Alexander Glazunov (1865–1936) was a worthy successor of the Russian composing school. He found his element in instrumental music. He wrote a lot of orchestra and chamber compositions among which there are outstanding opuses in the genre of symphony, ballet or concerto.
The Symphony No. 5 in B-flat major, Op. 55, is a mature composition by A. Glazunov. Notwithstanding some influence of his teachers and eminent colleges such as Balakirev, Rimsky-Korsakov, Borodin, and Tchaikovsky, the composer had his own clear hand. Alexander Glazunov composed his symphony at his summer house in Russia from April 1895 to October 1895, after his long nice travel over Germany.

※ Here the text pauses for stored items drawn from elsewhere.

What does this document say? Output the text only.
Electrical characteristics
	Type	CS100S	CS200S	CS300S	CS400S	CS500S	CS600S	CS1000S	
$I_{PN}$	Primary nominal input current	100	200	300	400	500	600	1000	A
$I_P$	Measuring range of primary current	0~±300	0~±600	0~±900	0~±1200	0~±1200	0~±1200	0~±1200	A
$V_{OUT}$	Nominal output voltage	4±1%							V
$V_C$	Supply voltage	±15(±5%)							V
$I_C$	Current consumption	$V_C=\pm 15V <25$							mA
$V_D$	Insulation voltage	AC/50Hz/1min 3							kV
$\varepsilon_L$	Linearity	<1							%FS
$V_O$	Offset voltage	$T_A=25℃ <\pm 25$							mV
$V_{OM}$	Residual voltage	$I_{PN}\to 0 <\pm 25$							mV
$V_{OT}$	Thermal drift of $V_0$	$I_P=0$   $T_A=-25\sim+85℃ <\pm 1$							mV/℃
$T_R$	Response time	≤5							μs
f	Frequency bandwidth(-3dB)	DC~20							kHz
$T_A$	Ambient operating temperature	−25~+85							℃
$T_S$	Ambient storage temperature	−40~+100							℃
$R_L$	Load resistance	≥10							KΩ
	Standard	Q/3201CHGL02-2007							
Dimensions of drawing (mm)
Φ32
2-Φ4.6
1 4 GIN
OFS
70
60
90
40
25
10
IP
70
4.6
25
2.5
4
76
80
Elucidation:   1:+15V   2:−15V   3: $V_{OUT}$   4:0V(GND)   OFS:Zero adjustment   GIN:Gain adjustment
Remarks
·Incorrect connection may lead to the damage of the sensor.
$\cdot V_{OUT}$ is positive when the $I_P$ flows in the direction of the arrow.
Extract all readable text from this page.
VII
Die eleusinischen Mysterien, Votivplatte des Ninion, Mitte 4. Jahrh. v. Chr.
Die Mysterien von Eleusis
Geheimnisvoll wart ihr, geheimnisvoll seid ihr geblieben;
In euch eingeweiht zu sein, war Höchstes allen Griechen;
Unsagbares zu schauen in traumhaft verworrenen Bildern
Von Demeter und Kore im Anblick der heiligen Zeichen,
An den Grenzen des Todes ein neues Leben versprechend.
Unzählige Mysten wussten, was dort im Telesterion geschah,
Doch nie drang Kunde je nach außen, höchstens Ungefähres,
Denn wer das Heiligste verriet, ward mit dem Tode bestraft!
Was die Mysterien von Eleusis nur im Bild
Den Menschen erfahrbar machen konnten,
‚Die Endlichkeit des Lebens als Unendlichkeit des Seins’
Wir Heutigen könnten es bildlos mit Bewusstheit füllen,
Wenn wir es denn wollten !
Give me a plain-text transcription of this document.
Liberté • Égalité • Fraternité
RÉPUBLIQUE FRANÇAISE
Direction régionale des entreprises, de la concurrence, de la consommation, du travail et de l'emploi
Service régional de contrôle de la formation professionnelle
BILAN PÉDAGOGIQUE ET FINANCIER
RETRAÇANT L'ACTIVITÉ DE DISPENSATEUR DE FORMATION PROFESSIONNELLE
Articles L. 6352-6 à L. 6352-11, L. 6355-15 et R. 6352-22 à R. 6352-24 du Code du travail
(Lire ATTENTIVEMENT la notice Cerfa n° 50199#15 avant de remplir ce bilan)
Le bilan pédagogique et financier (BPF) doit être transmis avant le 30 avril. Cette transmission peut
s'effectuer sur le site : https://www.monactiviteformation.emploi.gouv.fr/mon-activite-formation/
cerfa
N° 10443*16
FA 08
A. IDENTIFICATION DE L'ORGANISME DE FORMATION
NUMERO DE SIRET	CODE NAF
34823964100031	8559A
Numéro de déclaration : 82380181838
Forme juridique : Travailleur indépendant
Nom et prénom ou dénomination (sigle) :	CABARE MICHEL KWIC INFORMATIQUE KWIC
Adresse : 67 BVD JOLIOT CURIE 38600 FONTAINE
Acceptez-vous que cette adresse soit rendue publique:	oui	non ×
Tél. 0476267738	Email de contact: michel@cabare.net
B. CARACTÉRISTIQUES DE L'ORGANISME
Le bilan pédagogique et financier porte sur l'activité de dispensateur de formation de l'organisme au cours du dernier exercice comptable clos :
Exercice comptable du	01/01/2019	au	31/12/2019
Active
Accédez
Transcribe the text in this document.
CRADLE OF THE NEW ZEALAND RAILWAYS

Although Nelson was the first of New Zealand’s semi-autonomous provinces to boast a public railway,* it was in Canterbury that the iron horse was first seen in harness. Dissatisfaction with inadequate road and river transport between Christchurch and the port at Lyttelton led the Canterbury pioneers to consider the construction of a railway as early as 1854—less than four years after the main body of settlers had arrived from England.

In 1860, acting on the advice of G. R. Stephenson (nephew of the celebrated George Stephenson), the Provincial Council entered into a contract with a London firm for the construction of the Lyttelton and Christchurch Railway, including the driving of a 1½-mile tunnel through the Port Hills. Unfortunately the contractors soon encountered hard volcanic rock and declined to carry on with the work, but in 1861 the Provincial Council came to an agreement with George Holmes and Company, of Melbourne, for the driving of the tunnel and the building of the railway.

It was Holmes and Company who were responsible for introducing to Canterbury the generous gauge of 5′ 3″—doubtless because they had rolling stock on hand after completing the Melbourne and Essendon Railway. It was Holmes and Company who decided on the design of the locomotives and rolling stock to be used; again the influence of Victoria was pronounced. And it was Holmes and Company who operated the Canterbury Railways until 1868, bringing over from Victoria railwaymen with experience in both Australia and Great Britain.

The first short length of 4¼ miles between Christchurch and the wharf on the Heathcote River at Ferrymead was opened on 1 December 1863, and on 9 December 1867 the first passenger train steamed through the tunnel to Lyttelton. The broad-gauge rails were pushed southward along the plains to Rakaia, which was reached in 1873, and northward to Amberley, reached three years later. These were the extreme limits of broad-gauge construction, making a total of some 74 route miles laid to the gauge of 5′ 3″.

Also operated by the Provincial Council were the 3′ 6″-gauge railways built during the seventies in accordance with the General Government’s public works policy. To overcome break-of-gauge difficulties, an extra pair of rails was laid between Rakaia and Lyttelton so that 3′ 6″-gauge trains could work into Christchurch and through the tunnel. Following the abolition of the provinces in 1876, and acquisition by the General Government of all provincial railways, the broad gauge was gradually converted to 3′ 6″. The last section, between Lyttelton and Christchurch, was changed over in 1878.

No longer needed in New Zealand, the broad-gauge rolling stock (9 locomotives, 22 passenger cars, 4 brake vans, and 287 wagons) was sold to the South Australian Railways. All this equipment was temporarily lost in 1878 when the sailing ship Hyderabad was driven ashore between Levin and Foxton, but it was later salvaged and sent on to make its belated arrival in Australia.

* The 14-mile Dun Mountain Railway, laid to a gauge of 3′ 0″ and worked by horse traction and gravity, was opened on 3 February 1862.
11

In terms of structure, the work is composed classically. It comprises four movements; each of the four ones corresponds to a certain common archetype. The conflictive first movement introduces a vital, optimistic mood for the whole composition. This mood dares shorts periods of darkening. The fantastic scherzo carries us into a fairytale land to revive the symphony. The songful Andante with plangent tunes makes us remember some beautiful pages of Tchaikovsky’s symphonies, and the sparkling monumental finale becomes a declaration of positive vision of the world.
The Symphony was premiered in Saint Petersburg in 1896 under the baton of the composer and was greatly acclaimed by spectators and critics, who noted the elegance of arrangement and the forethought of composition. The next year its score was published, and in 1916 Alexander Gorsky staged a ballet to the music of the Symphony No. 5.